A berm is the grassed area that sits between the road and either the footpath or the property boundary.
Berm maintenance responsibility
- It is the responsibility of the property owner to mow the berm outside of their property as part of the general land maintenance.
- If the berm poses a safety risk (i.e. a steep gradient) then the property owner can apply for it to be maintained by Auckland Council instead. Please note that there is strict criteria to be eligible for Auckland Council berm maintenance. For more information, contact Auckland Council on 09 301 0101.
- Auckland Transport is responsible for grass berms or verges that sit on public property (i.e. parks or beaches).
Urban berm mowing
To find out more about caring for your property's berm, download the Caring for Your Berms document from Auckland Council (PDF 645KB).
Private planting on berms
Residents are not permitted to plant on berms, in accordance with the Activities in the Road Corridor Bylaw. Private planting in the road corridor can impact:
Private planting can adversely affect visibility of pedestrians, street signs and reduce sight lines at intersections and driveways. It can also encroach into footpaths and impede pedestrians particularly those who are visually impaired or wheel chair users.
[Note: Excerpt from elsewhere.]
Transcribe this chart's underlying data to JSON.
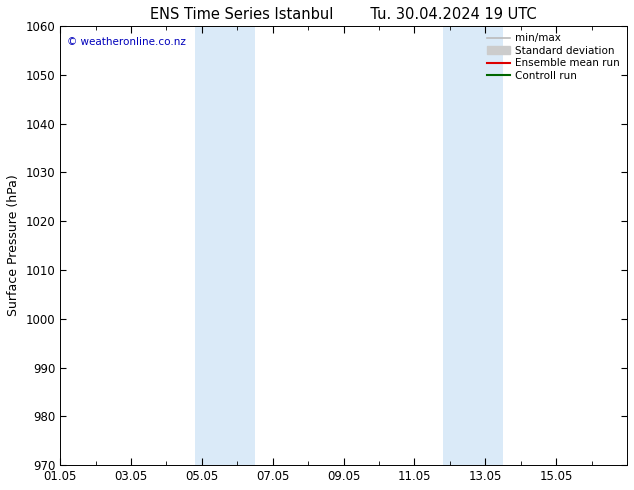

Private planting can result in damage to utility services particularly lateral connections which are at a shallower depth. The presence of private planting also creates challenges for utility operators when maintaining existing infrastructure or installing new infrastructure. Root intrusion can also be an issue particularly from fruit trees.
Private plantings have the potential to cause discontent between adjoining landowners who have differing views as to what is appropriate and the look and feel of neighbourhoods can be compromised by plantings that do not fit their environment. Most private planting is brought to our attention by complaints being made by adjoining landowners.
Private planting on road reserve can blur the boundary between private property and public space and create an inappropriate expectation of ownership or control in respect to this public space by the landowner. An adjoining landowner has no more right of use of the road corridor outside their property than any other party. They also have no right of ownership of any flowers or produce grown in the road corridor.
Private plantings require on-going maintenance by landowners. If landowners lose interest or properties change hands then there is the risk that plantings will not be maintained and will have to be removed and the area re-sowed in grass at Auckland Transport’s expense.
Fruit trees can result in squashed and decaying fruit being deposited on the berm and/or footpath. If left, it can pose a nuisance to pedestrians and/or a health risk as it can attract vermin. Ground cover materials such as bark, pebbles or stones can be displaced onto footpaths and pose a nuisance to pedestrians.